Lepiej rozwiązywać „zawłaszczone” problemy

Tu i ówdzie słychać desperackie narzekania na to, jak to ktoś jest świetny w rozwiązywaniu problemów, które sam wykreował. Oceniającemu taka sytuacja wydaje się żałosna. Zakłada on, że wykreowanie problemu jest rezultatem niekompetencji a jego rozwiązanie konieczności zachowania twarzy. Jednak formuła „wykreuj problem a potem zaoferuj rozwiązanie” może być kluczem do skutecznego biznesu.

Maksymilian Faktorowicz, późniejszy założyciel Max Factor, był polsko-żydowskim przedsiębiorcą, który od młodych lat obracał się w branży, która dzisiaj nazywa się beauty (to ważne, że chodzi o piękno a nie wyłącznie produkty kosmetyczne). Faktorowicz interesował się badaniami nad pięknem autorstwa Francisa Galtona, z których wniosek był taki, że istnieje uniwersalny wzorzec piękna twarzy. Faktorowicz uznał, że skoro ten wzorzec jest uniwersalny, to znaczy, że można go zmierzyć i potraktować jako punkt odniesienia do oceny poziomu piękna każdej twarzy. Oczywiście nie chodziło mu o każdą twarz, ale o twarze np. filmowych gwiazd.

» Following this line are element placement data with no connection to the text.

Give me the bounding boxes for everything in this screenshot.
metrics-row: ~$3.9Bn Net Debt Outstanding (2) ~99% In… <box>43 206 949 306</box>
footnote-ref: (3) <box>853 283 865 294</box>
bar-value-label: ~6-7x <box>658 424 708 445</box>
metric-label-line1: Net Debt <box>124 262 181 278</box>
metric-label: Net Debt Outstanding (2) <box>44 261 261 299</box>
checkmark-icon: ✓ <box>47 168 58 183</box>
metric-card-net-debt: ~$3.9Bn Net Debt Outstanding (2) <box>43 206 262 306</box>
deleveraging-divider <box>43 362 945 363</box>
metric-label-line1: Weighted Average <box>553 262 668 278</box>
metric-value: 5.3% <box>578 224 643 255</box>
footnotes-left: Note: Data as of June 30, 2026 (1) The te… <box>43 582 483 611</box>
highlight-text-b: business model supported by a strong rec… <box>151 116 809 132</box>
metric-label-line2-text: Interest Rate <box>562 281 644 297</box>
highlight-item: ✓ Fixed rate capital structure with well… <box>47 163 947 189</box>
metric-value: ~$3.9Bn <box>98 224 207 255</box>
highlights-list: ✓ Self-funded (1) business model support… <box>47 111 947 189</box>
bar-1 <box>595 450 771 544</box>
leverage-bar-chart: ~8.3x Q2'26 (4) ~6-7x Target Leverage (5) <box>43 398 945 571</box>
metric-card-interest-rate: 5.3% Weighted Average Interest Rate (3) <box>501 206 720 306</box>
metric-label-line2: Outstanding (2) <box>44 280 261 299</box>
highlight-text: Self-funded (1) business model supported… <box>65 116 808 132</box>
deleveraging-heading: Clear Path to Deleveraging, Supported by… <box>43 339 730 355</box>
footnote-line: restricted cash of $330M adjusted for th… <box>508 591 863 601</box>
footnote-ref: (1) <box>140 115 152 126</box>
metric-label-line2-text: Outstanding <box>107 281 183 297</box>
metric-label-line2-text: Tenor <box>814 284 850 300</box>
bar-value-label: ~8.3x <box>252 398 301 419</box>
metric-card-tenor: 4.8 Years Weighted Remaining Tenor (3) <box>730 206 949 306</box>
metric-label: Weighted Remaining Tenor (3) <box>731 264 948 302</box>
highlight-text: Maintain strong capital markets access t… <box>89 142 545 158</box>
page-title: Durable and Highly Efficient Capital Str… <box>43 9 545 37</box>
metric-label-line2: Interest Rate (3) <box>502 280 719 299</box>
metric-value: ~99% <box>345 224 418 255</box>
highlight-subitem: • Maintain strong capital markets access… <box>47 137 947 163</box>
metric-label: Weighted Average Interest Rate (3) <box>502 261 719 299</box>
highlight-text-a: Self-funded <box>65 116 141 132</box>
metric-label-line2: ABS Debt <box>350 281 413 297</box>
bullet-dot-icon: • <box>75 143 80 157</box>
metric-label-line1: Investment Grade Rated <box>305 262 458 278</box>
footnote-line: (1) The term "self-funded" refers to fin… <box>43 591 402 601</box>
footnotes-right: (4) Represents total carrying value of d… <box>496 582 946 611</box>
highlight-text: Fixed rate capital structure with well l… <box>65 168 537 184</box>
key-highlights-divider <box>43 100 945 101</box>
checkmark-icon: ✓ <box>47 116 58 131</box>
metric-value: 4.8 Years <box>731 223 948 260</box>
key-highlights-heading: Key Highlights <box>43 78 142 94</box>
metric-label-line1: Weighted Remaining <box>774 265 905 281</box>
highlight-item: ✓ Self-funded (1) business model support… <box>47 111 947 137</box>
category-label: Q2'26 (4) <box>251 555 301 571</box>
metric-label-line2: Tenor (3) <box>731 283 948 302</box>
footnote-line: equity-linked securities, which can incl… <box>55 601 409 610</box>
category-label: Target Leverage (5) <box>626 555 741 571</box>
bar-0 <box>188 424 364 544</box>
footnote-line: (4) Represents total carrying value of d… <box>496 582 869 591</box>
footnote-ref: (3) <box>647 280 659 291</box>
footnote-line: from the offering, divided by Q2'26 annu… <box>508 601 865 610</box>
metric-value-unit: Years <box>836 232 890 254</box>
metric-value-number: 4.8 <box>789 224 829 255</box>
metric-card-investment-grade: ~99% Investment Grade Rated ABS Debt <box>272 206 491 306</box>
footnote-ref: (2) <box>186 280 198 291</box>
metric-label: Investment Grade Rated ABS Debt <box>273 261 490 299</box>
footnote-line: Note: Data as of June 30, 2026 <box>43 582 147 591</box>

Zdolny przedsiębiorca zbudował maszynę zwaną mikrometrem piękna (beauty micrometer), która bezbłędnie wykazywała odchylenia od normy. Każda osoba, która poddała się pomiarowi, otrzymywała informację o tym, które cechy jej twarzy oddalają ją od kanonu piękna. Problem został wykreowany. Teraz potrzebne było rozwiązanie. Były nim kosmetyki, które miały niwelować wady i wyostrzać zalety danej twarzy. Jednak Maksymilian Faktorowicz nie tylko stworzył rozwiązanie, ale także nadał mu własną nazwę, ponieważ to on jest twórcą rzeczownika make-up.

Mamy więc następujące elementy:

  • wykreowanie problemu – „coś jest nie tak z Twoją urodą”
  • obiektywizacja miary problemu – „zmierzymy, jak dalece odbiegasz od kanonu piękna w każdym aspekcie twarzy”
  • zawłaszczenie problemu – „tylko nasza metoda pozwala na uzyskanie obiektywnego pomiaru skali problemu”
  • stworzenie rozwiązania – „nasze kosmetyki ukryją wady i wydobędą zalety twarzy przybliżając do kanonu piękna”
  • zawłaszczenie rozwiązania – „nasze kosmetyki tworzą większą całość, czyli make-up”

Nie zawsze jest tak, że kreowanie nowego problemu jest wyrazem niekompetencji w rozwiązywaniu problemów istniejących. Niezależnie od tego, jak bardzo wątpliwie moralnie brzmi ta formuła, bywa ona skutecznym mechanizmem biznesowym. Kreowanie problemów brzmi jak aktywne szkodnictwo, ale bywa metodą na zawłaszczenie nie tylko rozwiązania, ale właśnie samego problemu. Każdy próbuje wyróżnić się na poziomie rozwiązania, ale wyróżnienie się na poziomie problemu, jego definicji i pomiaru to prawdziwa sztuka.

Oczywiście nie mówimy tu o sytuacjach jawnego wyrządzania szkody, które stanowią nie tyle problem etyczny, co prawny. Mówimy o standaryzacji interpretacji problemów, które podpowiadają, co jest z nami i otaczającym nas światem nie tak. Te standardowe miary pozwalają zmierzyć problem tak, jak chce tego dostawca rozwiązania. Reszta zależy od skuteczności rozwiązań i jego siły przebicia na rynku.